The overhang of the Cap is made up of 2 - 2x4's (3"). The 2x4 closest to the chimney is a full 3-1/2 inches, the one right next to and thus furthest out from the chimney was ripped down to 3-1/4". The net effect, from the outside bottom surface of the chimney, the first 1-1/2" of that surface around the perimeter is a 1/4" lower than the inner 1-1/2". It steps up that 1/4" which I hope will cause any water that wraps around to the bottom to release at that point and fall, thus not making it to the brick outer chimney wall.

Dick, maybe you can help with my question regarding the "grinding" process. I will use a 4-1/2" Makita hand held grinder. In your experience, what grinding disk should I use for this job? I am accustomed to using the grinder more as a cutting tool than a (sanding or grinding tool).

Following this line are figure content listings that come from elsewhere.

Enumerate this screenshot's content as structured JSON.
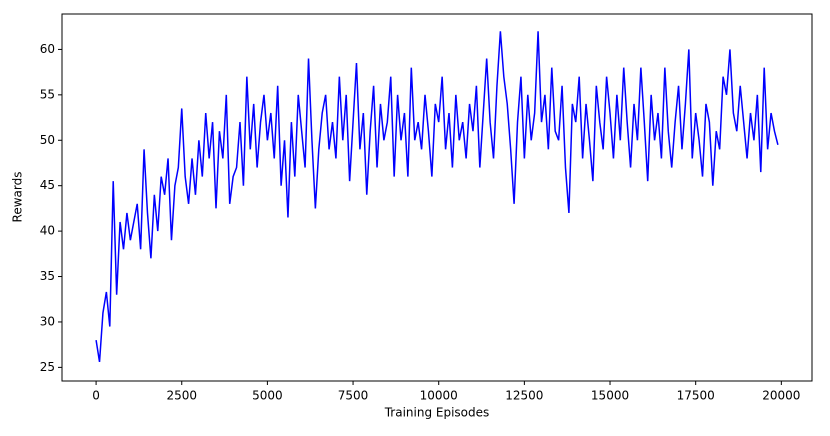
{
  "chart_data": {
    "type": "line",
    "x_label": "Training Episodes",
    "y_label": "Rewards",
    "xlim": [
      -995,
      20895
    ],
    "ylim": [
      23.5,
      63.9
    ],
    "xticks": [
      0,
      2500,
      5000,
      7500,
      10000,
      12500,
      15000,
      17500,
      20000
    ],
    "yticks": [
      25,
      30,
      35,
      40,
      45,
      50,
      55,
      60
    ],
    "x": [
      0,
      100,
      200,
      300,
      400,
      500,
      600,
      700,
      800,
      900,
      1000,
      1100,
      1200,
      1300,
      1400,
      1500,
      1600,
      1700,
      1800,
      1900,
      2000,
      2100,
      2200,
      2300,
      2400,
      2500,
      2600,
      2700,
      2800,
      2900,
      3000,
      3100,
      3200,
      3300,
      3400,
      3500,
      3600,
      3700,
      3800,
      3900,
      4000,
      4100,
      4200,
      4300,
      4400,
      4500,
      4600,
      4700,
      4800,
      4900,
      5000,
      5100,
      5200,
      5300,
      5400,
      5500,
      5600,
      5700,
      5800,
      5900,
      6000,
      6100,
      6200,
      6300,
      6400,
      6500,
      6600,
      6700,
      6800,
      6900,
      7000,
      7100,
      7200,
      7300,
      7400,
      7500,
      7600,
      7700,
      7800,
      7900,
      8000,
      8100,
      8200,
      8300,
      8400,
      8500,
      8600,
      8700,
      8800,
      8900,
      9000,
      9100,
      9200,
      9300,
      9400,
      9500,
      9600,
      9700,
      9800,
      9900,
      10000,
      10100,
      10200,
      10300,
      10400,
      10500,
      10600,
      10700,
      10800,
      10900,
      11000,
      11100,
      11200,
      11300,
      11400,
      11500,
      11600,
      11700,
      11800,
      11900,
      12000,
      12100,
      12200,
      12300,
      12400,
      12500,
      12600,
      12700,
      12800,
      12900,
      13000,
      13100,
      13200,
      13300,
      13400,
      13500,
      13600,
      13700,
      13800,
      13900,
      14000,
      14100,
      14200,
      14300,
      14400,
      14500,
      14600,
      14700,
      14800,
      14900,
      15000,
      15100,
      15200,
      15300,
      15400,
      15500,
      15600,
      15700,
      15800,
      15900,
      16000,
      16100,
      16200,
      16300,
      16400,
      16500,
      16600,
      16700,
      16800,
      16900,
      17000,
      17100,
      17200,
      17300,
      17400,
      17500,
      17600,
      17700,
      17800,
      17900,
      18000,
      18100,
      18200,
      18300,
      18400,
      18500,
      18600,
      18700,
      18800,
      18900,
      19000,
      19100,
      19200,
      19300,
      19400,
      19500,
      19600,
      19700,
      19800,
      19900
    ],
    "series": [
      {
        "color": "#0000ff",
        "values": [
          28,
          25.6,
          31,
          33.3,
          29.5,
          45.5,
          33,
          41,
          38,
          42,
          39,
          41,
          43,
          38,
          49,
          42,
          37,
          44,
          40,
          46,
          44,
          48,
          39,
          45,
          47,
          53.5,
          46,
          43,
          48,
          44,
          50,
          46,
          53,
          48,
          52,
          42.5,
          51,
          48,
          55,
          43,
          46,
          47,
          52,
          45,
          57,
          49,
          54,
          47,
          52,
          55,
          50,
          53,
          48,
          56,
          45,
          50,
          41.5,
          52,
          46,
          55,
          51,
          47,
          59,
          50,
          42.5,
          49,
          53,
          55,
          49,
          52,
          48,
          57,
          50,
          55,
          45.5,
          52,
          58.5,
          49,
          53,
          44,
          51,
          56,
          47,
          54,
          50,
          52,
          57,
          46,
          55,
          50,
          53,
          46,
          58,
          50,
          52,
          49,
          55,
          51,
          46,
          54,
          52,
          57,
          49,
          53,
          47,
          55,
          50,
          52,
          48,
          54,
          51,
          56,
          47,
          53,
          59,
          52,
          48,
          56,
          62,
          57,
          54,
          49,
          43,
          52,
          57,
          48,
          55,
          50,
          53,
          62,
          52,
          55,
          49,
          58,
          51,
          50,
          56,
          47,
          42,
          54,
          52,
          57,
          48,
          54,
          50,
          45.5,
          56,
          52,
          49,
          57,
          53,
          48,
          55,
          50,
          58,
          52,
          47,
          54,
          50,
          58,
          52,
          45.5,
          55,
          50,
          53,
          48,
          58,
          51,
          47,
          52,
          56,
          49,
          54,
          60,
          48,
          53,
          50,
          46,
          54,
          52,
          45,
          51,
          49,
          57,
          55,
          60,
          53,
          51,
          56,
          52,
          48,
          53,
          50,
          55,
          46.5,
          58,
          49,
          53,
          51,
          49.5
        ]
      }
    ]
  }
}
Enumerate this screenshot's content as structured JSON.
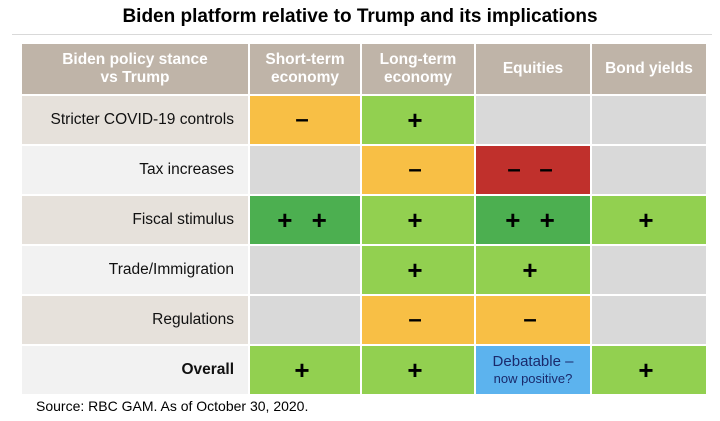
{
  "title": "Biden platform relative to Trump and its implications",
  "source": "Source: RBC GAM. As of October 30, 2020.",
  "colors": {
    "header": "#bfb4a8",
    "neutral": "#d9d9d9",
    "positive": "#92d050",
    "strong_positive": "#4caf50",
    "negative": "#f8bf45",
    "strong_negative": "#c0302c",
    "debatable": "#5cb3ee"
  },
  "chart_data": {
    "type": "table",
    "title": "Biden platform relative to Trump and its implications",
    "columns": [
      {
        "line1": "Biden policy stance",
        "line2": "vs Trump"
      },
      {
        "line1": "Short-term",
        "line2": "economy"
      },
      {
        "line1": "Long-term",
        "line2": "economy"
      },
      {
        "line1": "Equities",
        "line2": ""
      },
      {
        "line1": "Bond yields",
        "line2": ""
      }
    ],
    "rows": [
      {
        "label": "Stricter COVID-19 controls",
        "bold": false,
        "cells": [
          {
            "value": "–",
            "rating": "negative"
          },
          {
            "value": "+",
            "rating": "positive"
          },
          {
            "value": "",
            "rating": "neutral"
          },
          {
            "value": "",
            "rating": "neutral"
          }
        ]
      },
      {
        "label": "Tax increases",
        "bold": false,
        "cells": [
          {
            "value": "",
            "rating": "neutral"
          },
          {
            "value": "–",
            "rating": "negative"
          },
          {
            "value": "– –",
            "rating": "strong_negative"
          },
          {
            "value": "",
            "rating": "neutral"
          }
        ]
      },
      {
        "label": "Fiscal stimulus",
        "bold": false,
        "cells": [
          {
            "value": "+ +",
            "rating": "strong_positive"
          },
          {
            "value": "+",
            "rating": "positive"
          },
          {
            "value": "+ +",
            "rating": "strong_positive"
          },
          {
            "value": "+",
            "rating": "positive"
          }
        ]
      },
      {
        "label": "Trade/Immigration",
        "bold": false,
        "cells": [
          {
            "value": "",
            "rating": "neutral"
          },
          {
            "value": "+",
            "rating": "positive"
          },
          {
            "value": "+",
            "rating": "positive"
          },
          {
            "value": "",
            "rating": "neutral"
          }
        ]
      },
      {
        "label": "Regulations",
        "bold": false,
        "cells": [
          {
            "value": "",
            "rating": "neutral"
          },
          {
            "value": "–",
            "rating": "negative"
          },
          {
            "value": "–",
            "rating": "negative"
          },
          {
            "value": "",
            "rating": "neutral"
          }
        ]
      },
      {
        "label": "Overall",
        "bold": true,
        "cells": [
          {
            "value": "+",
            "rating": "positive"
          },
          {
            "value": "+",
            "rating": "positive"
          },
          {
            "value": "",
            "rating": "debatable",
            "note_line1": "Debatable –",
            "note_line2": "now positive?"
          },
          {
            "value": "+",
            "rating": "positive"
          }
        ]
      }
    ]
  }
}
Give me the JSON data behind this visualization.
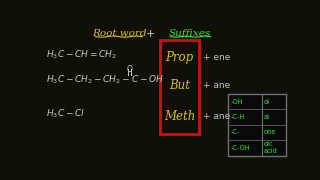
{
  "bg_color": "#111008",
  "title_root": "Root word",
  "title_plus": "+",
  "title_suffix": "Suffixes",
  "title_color_root": "#d4c020",
  "title_color_suffix": "#40e040",
  "title_color_plus": "#d0d0d0",
  "root_words": [
    "Prop",
    "But",
    "Meth"
  ],
  "root_color": "#d4c020",
  "suffixes": [
    "+ ene",
    "+ ane",
    "+ ane"
  ],
  "suffix_color": "#c0c0c0",
  "box_color": "#cc1010",
  "chem_color": "#c8c8c8",
  "table_groups": [
    "-OH",
    "-C-H",
    "-C-",
    "-C-OH"
  ],
  "table_names": [
    "ol",
    "al",
    "one",
    "oic\nacid"
  ],
  "table_color": "#30e030",
  "table_bg": "#0a0a0a",
  "table_border": "#707070",
  "underline_root_color": "#d4c020",
  "underline_suffix_color": "#40e040"
}
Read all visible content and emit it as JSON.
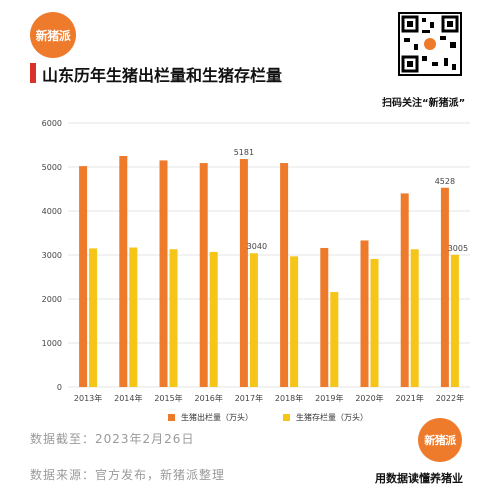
{
  "brand": {
    "logo_text": "新猪派",
    "qr_caption": "扫码关注“新猪派”",
    "slogan": "用数据读懂养猪业"
  },
  "footer": {
    "date_text": "数据截至：2023年2月26日",
    "source_text": "数据来源：官方发布，新猪派整理"
  },
  "colors": {
    "outgoing": "#ee7b2c",
    "stock": "#f5c518",
    "title_bar": "#d9322a",
    "grid": "#dcdcdc"
  },
  "chart_data": {
    "type": "bar",
    "title": "山东历年生猪出栏量和生猪存栏量",
    "categories": [
      "2013年",
      "2014年",
      "2015年",
      "2016年",
      "2017年",
      "2018年",
      "2019年",
      "2020年",
      "2021年",
      "2022年"
    ],
    "series": [
      {
        "name": "生猪出栏量（万头）",
        "values": [
          5020,
          5250,
          5150,
          5090,
          5181,
          5090,
          3160,
          3330,
          4400,
          4528
        ]
      },
      {
        "name": "生猪存栏量（万头）",
        "values": [
          3150,
          3170,
          3130,
          3070,
          3040,
          2970,
          2160,
          2910,
          3130,
          3005
        ]
      }
    ],
    "data_labels": [
      {
        "series": 0,
        "category": "2017年",
        "text": "5181"
      },
      {
        "series": 1,
        "category": "2017年",
        "text": "3040"
      },
      {
        "series": 0,
        "category": "2022年",
        "text": "4528"
      },
      {
        "series": 1,
        "category": "2022年",
        "text": "3005"
      }
    ],
    "ylim": [
      0,
      6000
    ],
    "yticks": [
      0,
      1000,
      2000,
      3000,
      4000,
      5000,
      6000
    ],
    "grid": true,
    "legend_position": "bottom"
  }
}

When using as a grinder, am I applying pressure to the side of the disk rather than outside edge of the disk like I do when I am cutting something off?

Which edges should be beveled, both the top and bottom outside perimeter edges and the 4 vertical edges that extend between the top and bottom edges?

Would you recommend a very small bevel like 1/8" or something bigger like a 1/4" or more?

Do you recommend using a sealer product after the concrete has cured for a month?

thanks
Tim


----------



## stadry (Jun 20, 2009)

its easy, mat,,, just imagine you were a drop of water,,, where would YOU go if you were ? if you said ' downhill ', you'd be exactly right :thumbsup:

get a rubbing brick & start rubbing,,, underneath i'd use 4" grinder & 2 1/8" dia blades ( or 1/4" tuck point blade ) to cut in a drip groove,,, its rare water will jump the groove when its underneath :no:

you don't HAVE to bevel 1/4 rnd any of the corners - 'sides, that's usually done by using 1/4 round molding inside the form to save having to do what you've got to do now :furious:

good luck, tim !


----------